She put fingers to her lips and gave a high whistle of her own. While he was free and unjessed, Reyk was trained to follow wherever she went. The falcon dropped from the sky to perch on her arm. She took the jess and a small hood from her belt, stroked her pet a few times, and passed him into Dismas’s care.
Then she took Walegrin by the arm. “Come up to the house. Commander. There’s more wine and a bite to eat.” She called back to the two former thieves. “Wake all the others,” she instructed. “Daphne, too. They’re all involved.”
These were treasonous times, and it was time to talk treason.
Eight men. That was all that remained of the Popular Front for the Liberation of
Sanctuary, Zip assured her. There were no more. And looking him straight in the eye, she believed him.

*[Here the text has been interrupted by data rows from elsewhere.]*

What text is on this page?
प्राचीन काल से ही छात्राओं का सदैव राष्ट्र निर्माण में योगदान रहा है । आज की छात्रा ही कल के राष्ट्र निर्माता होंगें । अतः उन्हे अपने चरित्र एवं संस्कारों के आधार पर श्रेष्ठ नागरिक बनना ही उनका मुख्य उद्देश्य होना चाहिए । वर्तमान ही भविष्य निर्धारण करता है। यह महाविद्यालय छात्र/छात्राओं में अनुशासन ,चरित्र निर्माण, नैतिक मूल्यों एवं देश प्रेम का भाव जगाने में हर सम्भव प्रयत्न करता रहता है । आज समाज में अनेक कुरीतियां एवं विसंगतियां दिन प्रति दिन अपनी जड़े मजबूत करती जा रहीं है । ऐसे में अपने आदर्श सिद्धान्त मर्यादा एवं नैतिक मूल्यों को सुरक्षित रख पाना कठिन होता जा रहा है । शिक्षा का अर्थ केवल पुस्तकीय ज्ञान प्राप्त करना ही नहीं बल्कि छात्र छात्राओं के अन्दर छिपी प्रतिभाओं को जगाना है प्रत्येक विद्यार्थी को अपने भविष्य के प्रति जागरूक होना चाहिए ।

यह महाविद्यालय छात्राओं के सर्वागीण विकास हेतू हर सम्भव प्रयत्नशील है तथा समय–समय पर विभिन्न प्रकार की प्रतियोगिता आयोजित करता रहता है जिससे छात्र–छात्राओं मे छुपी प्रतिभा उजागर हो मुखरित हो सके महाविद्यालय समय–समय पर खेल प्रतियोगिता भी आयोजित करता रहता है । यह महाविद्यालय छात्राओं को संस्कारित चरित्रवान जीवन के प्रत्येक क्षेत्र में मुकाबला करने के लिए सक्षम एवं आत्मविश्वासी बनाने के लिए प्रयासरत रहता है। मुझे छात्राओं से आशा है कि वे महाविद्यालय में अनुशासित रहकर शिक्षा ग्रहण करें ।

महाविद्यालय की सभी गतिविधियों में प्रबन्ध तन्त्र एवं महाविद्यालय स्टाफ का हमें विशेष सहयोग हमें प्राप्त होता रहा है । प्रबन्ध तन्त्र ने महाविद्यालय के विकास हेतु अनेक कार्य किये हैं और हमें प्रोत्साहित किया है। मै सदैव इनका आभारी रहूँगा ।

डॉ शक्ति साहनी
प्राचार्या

They were a rag-tag lot, some even without sandals or boots. But they carried good Nisibisi metal or equally well-crafted weapons recovered from Rankans and
Beysibs they had murdered. They were young, the eight, but as they huddled in the deep shadows of the old stables off Granary Road, their armament was cold reminder of the treachery and chaos they had inspired.
It was time, though, for her treachery, and she led them swiftly down Granary
Road, past a comer of her own estate to the Avenue of Temples. Noiselessly, they stole up to the Gate of the Gods, wide-eyed rats, eager for a taste of cheese.

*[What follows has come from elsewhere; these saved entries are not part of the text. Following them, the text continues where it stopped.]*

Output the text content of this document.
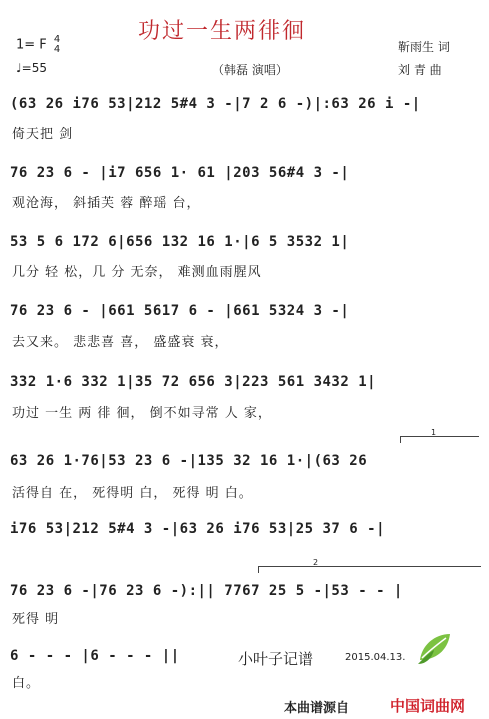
功过一生两徘徊
1= F 4
4
♩=55	（韩磊 演唱）
靳雨生 词
刘 青 曲
(63 26 i76 53|212 5#4 3 -|7 2 6 -)|:63 26 i -|
倚天把 剑
76 23 6 - |i7 656 1· 61 |203 56#4 3 -|
观沧海， 斜插芙 蓉 醉瑶 台，
53 5 6 172 6|656 132 16 1·|6 5 3532 1|
几分 轻 松，几 分 无奈， 难测血雨腥风
76 23 6 - |661 5617 6 - |661 5324 3 -|
去又来。 悲悲喜 喜， 盛盛衰 衰，
332 1·6 332 1|35 72 656 3|223 561 3432 1|
功过 一生 两 徘 徊， 倒不如寻常 人 家，
1
63 26 1·76|53 23 6 -|135 32 16 1·|(63 26
活得自 在， 死得明 白， 死得 明 白。
i76 53|212 5#4 3 -|63 26 i76 53|25 37 6 -|
2
76 23 6 -|76 23 6 -):|| 7767 25 5 -|53 - - |
死得 明
6 - - - |6 - - - ||
白。
小叶子记谱	2015.04.13.
本曲谱源自	中国词曲网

She looked at Zip’s face, barely visible in the shadows, feeling something that bordered on regret. He, of all these cutthroats, seemed sincere in his quest for llsig liberation. But he had murdered Rankans-her people-and so many others, done such evil in freedom’s name. She turned away from him and rapped quietly on the sealed gate, glad that Sabellia had not yet risen to shine on this moment.